Cortinarius splendificus is a striking, rare species, which has its major distribution in the Mediterranean region from Spain to Italy (Schmidt-Stohn et al. 2016). The species are recorded from more districts in Spain, from Languedoc in S France and from both the eastern and western side of the Apennines in C Italy. Probably the species occurs also further eastward in the Mediterranean region (these areas are little investigated mycologically). Outside the Mediterranean climate zone(s), the species are recorded a couple of times in southern temperate sites in France and in Germany.


Population and Trends

The species is known from approx.. 10 sites/localities in Spain, approx. 5 sites/localitites in Languedoc in SW France, two sites/localities in the Apennines, C Italy, as well as three localities outside the Mediterranean region (France, Germany).

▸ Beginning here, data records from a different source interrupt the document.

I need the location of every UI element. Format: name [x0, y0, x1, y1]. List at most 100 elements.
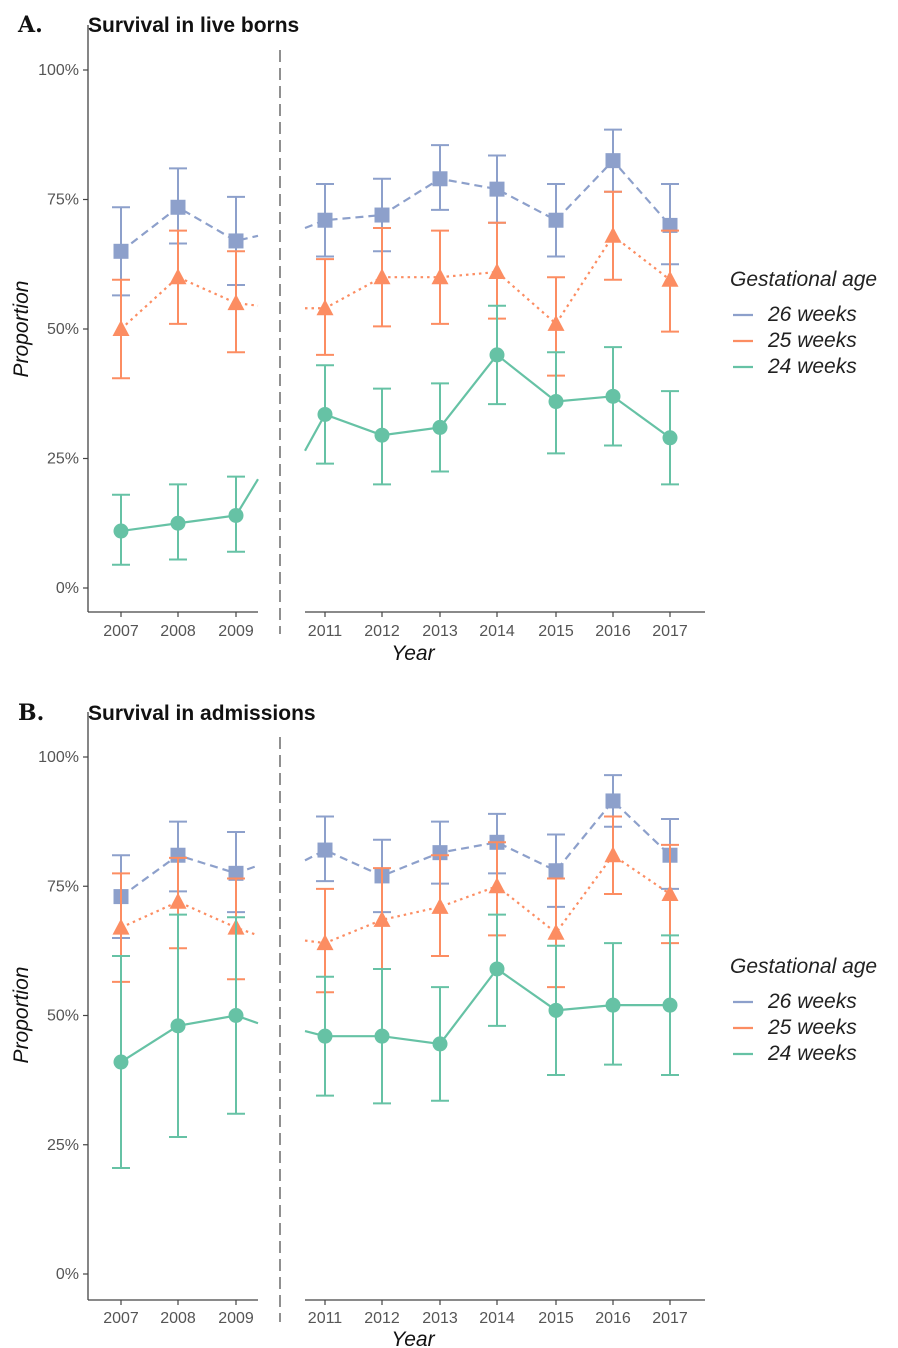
y-tick-label: 25% — [47, 1137, 79, 1154]
data-point-circle — [374, 1028, 390, 1044]
data-point-circle — [317, 1028, 333, 1044]
data-point-square — [113, 243, 129, 259]
x-tick-label: 2015 — [538, 1310, 574, 1327]
panel-b-letter: B. — [18, 700, 44, 726]
x-tick-label: 2007 — [103, 623, 139, 640]
data-point-triangle — [661, 885, 679, 902]
data-point-triangle — [547, 314, 565, 331]
data-point-triangle — [316, 299, 334, 316]
data-point-triangle — [316, 934, 334, 951]
data-point-circle — [605, 997, 621, 1013]
data-point-triangle — [373, 910, 391, 927]
y-tick-label: 50% — [47, 1008, 79, 1025]
legend-label: 25 weeks — [767, 329, 857, 352]
panel-a-chart: 0% 25% 50% 75% 100% 2007 2008 2009 2011 2012 2013 2… — [10, 25, 877, 665]
data-point-square — [662, 217, 678, 233]
series-line-right — [304, 353, 671, 452]
data-point-square — [432, 845, 448, 861]
y-tick-label: 75% — [47, 192, 79, 209]
data-point-triangle — [488, 877, 506, 894]
y-tick-label: 0% — [56, 580, 79, 597]
data-point-square — [374, 207, 390, 223]
data-point-square — [228, 233, 244, 249]
data-point-triangle — [431, 897, 449, 914]
x-tick-label: 2012 — [364, 623, 400, 640]
y-tick-label: 100% — [38, 62, 79, 79]
data-point-square — [317, 842, 333, 858]
panel-a-letter: A. — [17, 12, 43, 38]
y-tick-label: 25% — [47, 451, 79, 468]
data-point-triangle — [488, 263, 506, 280]
data-point-square — [432, 171, 448, 187]
x-tick-label: 2011 — [308, 1310, 343, 1327]
data-point-circle — [489, 347, 505, 363]
x-tick-label: 2016 — [595, 1310, 631, 1327]
data-point-square — [317, 212, 333, 228]
x-tick-label: 2008 — [160, 1310, 196, 1327]
series-line-left — [120, 478, 259, 533]
data-point-triangle — [547, 923, 565, 940]
data-point-triangle — [169, 268, 187, 285]
series-line-left — [120, 1014, 259, 1063]
data-point-circle — [605, 388, 621, 404]
data-point-square — [605, 793, 621, 809]
data-point-circle — [432, 419, 448, 435]
data-point-circle — [662, 997, 678, 1013]
data-point-triangle — [431, 268, 449, 285]
data-point-circle — [170, 1018, 186, 1034]
panel-b-chart: 0% 25% 50% 75% 100% 2007 2008 2009 2011 2012 2013 2… — [10, 712, 877, 1348]
data-point-triangle — [604, 226, 622, 243]
legend-label: 26 weeks — [767, 303, 857, 326]
x-tick-label: 2007 — [103, 1310, 139, 1327]
data-point-circle — [548, 394, 564, 410]
x-tick-label: 2014 — [479, 623, 515, 640]
data-point-circle — [113, 1054, 129, 1070]
data-point-square — [228, 865, 244, 881]
series-line-right — [304, 159, 671, 230]
series-line-left — [120, 900, 259, 937]
data-point-triangle — [169, 892, 187, 909]
y-tick-label: 50% — [47, 321, 79, 338]
series-line-left — [120, 205, 259, 253]
legend-title: Gestational age — [730, 955, 877, 978]
data-point-triangle — [373, 268, 391, 285]
legend-label: 26 weeks — [767, 990, 857, 1013]
data-point-square — [170, 199, 186, 215]
data-point-square — [170, 847, 186, 863]
x-axis-title: Year — [391, 1328, 435, 1348]
x-axis-title: Year — [391, 642, 435, 665]
series-line-right — [304, 967, 670, 1046]
data-point-triangle — [112, 918, 130, 935]
legend-title: Gestational age — [730, 268, 877, 291]
data-point-square — [548, 863, 564, 879]
data-point-circle — [374, 427, 390, 443]
x-tick-label: 2012 — [364, 1310, 400, 1327]
x-tick-label: 2013 — [422, 1310, 458, 1327]
y-tick-label: 100% — [38, 749, 79, 766]
x-tick-label: 2009 — [218, 1310, 254, 1327]
data-point-circle — [548, 1002, 564, 1018]
data-point-square — [548, 212, 564, 228]
data-point-triangle — [604, 846, 622, 863]
x-tick-label: 2017 — [652, 1310, 688, 1327]
data-point-circle — [317, 406, 333, 422]
series-line-left — [120, 275, 259, 330]
x-tick-label: 2009 — [218, 623, 254, 640]
data-point-triangle — [112, 320, 130, 336]
data-point-circle — [662, 430, 678, 446]
data-point-circle — [489, 961, 505, 977]
x-tick-label: 2015 — [538, 623, 574, 640]
x-tick-label: 2011 — [308, 623, 343, 640]
data-point-circle — [228, 507, 244, 523]
y-tick-label: 75% — [47, 878, 79, 895]
data-point-circle — [432, 1036, 448, 1052]
panel-a-title: Survival in live borns — [88, 14, 299, 37]
series-line-right — [304, 799, 671, 878]
x-tick-label: 2016 — [595, 623, 631, 640]
data-point-square — [605, 153, 621, 169]
data-point-circle — [113, 523, 129, 539]
y-axis-title: Proportion — [10, 967, 33, 1064]
data-point-circle — [170, 515, 186, 531]
panel-b-title: Survival in admissions — [88, 702, 316, 725]
series-line-right — [304, 853, 671, 945]
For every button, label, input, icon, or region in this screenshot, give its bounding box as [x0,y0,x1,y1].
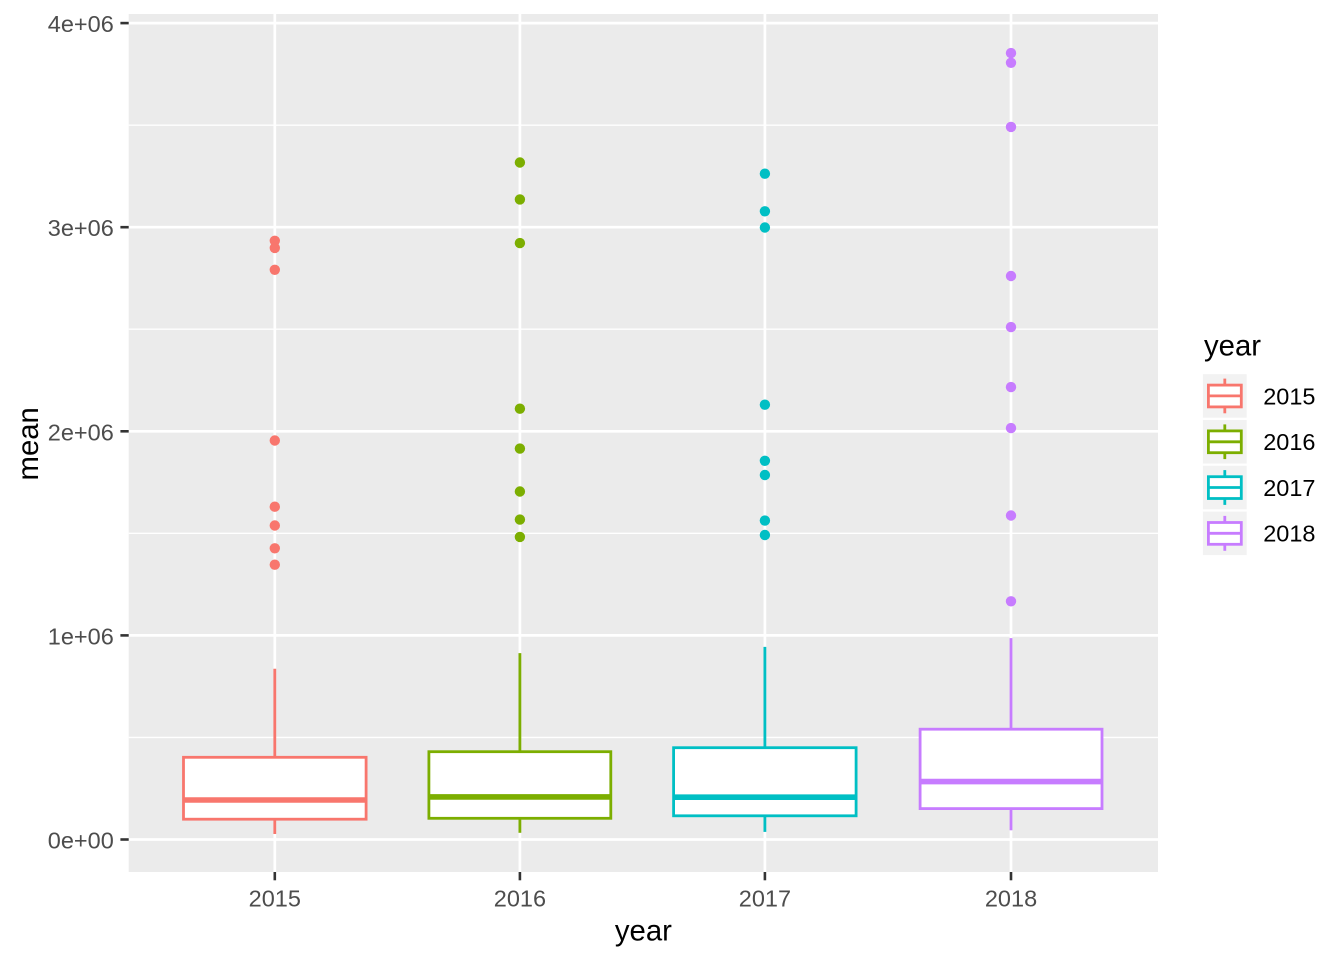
svg-text:year: year [615,915,672,948]
svg-text:2015: 2015 [249,886,301,912]
svg-text:4e+06: 4e+06 [48,11,114,37]
svg-text:1e+06: 1e+06 [48,623,114,649]
svg-text:2018: 2018 [985,886,1037,912]
svg-text:0e+00: 0e+00 [48,828,114,854]
svg-text:2016: 2016 [1263,429,1315,455]
svg-text:2e+06: 2e+06 [48,419,114,445]
svg-text:year: year [1204,330,1261,363]
svg-text:3e+06: 3e+06 [48,215,114,241]
svg-text:2017: 2017 [1263,475,1315,501]
svg-text:2016: 2016 [494,886,546,912]
svg-text:2015: 2015 [1263,383,1315,409]
svg-text:mean: mean [12,407,45,480]
svg-text:2017: 2017 [739,886,791,912]
svg-text:2018: 2018 [1263,521,1315,547]
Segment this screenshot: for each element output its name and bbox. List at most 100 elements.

Altogether approx 20 sites/localities are verified/published (see Schmidt-Stohn et al. 2016). The real, total number of sites/localities of C. splendificus are here estimated to 400.
This is equivalent to 8 000 individuals according to IUCN standards.
The decline of the calcareous Quercus ilex forests in the evaluation period (last 50 years) is estimated to be in the magnitude of 15-20%. Based on this, the species becomes red-listed as NT according to the A-criterion (A2c + 3c + 4c) (species/habitat decline >15%). According to the C criterion (C2 a(i)), the species becomes red-listed as VU, based on a continuous decline, population size <10 000 individuals and very small/isolated subpopulations.

Population Trend: Decreasing


Habitat and Ecology

Cortinarius splendificus is associated mainly with Mediterranean sclerophyllous Quercus forests, chiefly calcareous Q. ilex forests. Some southern temperate outposts are found in xerothermous Quercus pubescens woodland, as well as in Carpinus-Quercus stands (Schmidt-Stohn et al. 2016).

Temperate ForestMediterranean-type Shrubby Vegetation

Threats

Cortinarius splendificus and its habitats (calcareous Quercus ilex forests) have been declining e.g. due to transformation into secondary macchia due to land-use, severe forest fires, and die-back of oak due to Phytophtora and other pathogens.

Unintentional effects: subsistence/small scale (species being assessed is not the target) [harvest]Increase in fire frequency/intensity

Conservation Actions

To prevent decline and further fragmentation of calcareous Quercus ilex forests with good habitat quality, it is important to set aside reserves on calcareous hotspots, housing many rare/redlisted, habitat-specific species such as C. aurilicis, C. quercilicis, C. humolens. It is furthermore important to establish also sites with a less strict conservation regime, such as woodland key biotopes, where some non-destructive human activities are accepted (such as non-intensive, closed cutting).

Site/area protection

Research needed

More mapping/surveying and monitoring of C. splendificus are needed. More data on occurrences in calcareous Quercus ilex forests of the W Mediterranean region (core region) are needed, but also data from the almost un-explored eastern Mediterranean regions. Finally, more documentation on the degree of decline of the habit itself is needed.

Population size, distribution & trendsLife history & ecologyThreats

Use and Trade


Bibliography

Schmidt-Stohn, G., Saar, G., Brandrud, T.E. & Dima, B. 2016. Interessante Phlegmacium-Funde um Urbino. J. Journées Européennes Cortinaire 18: -.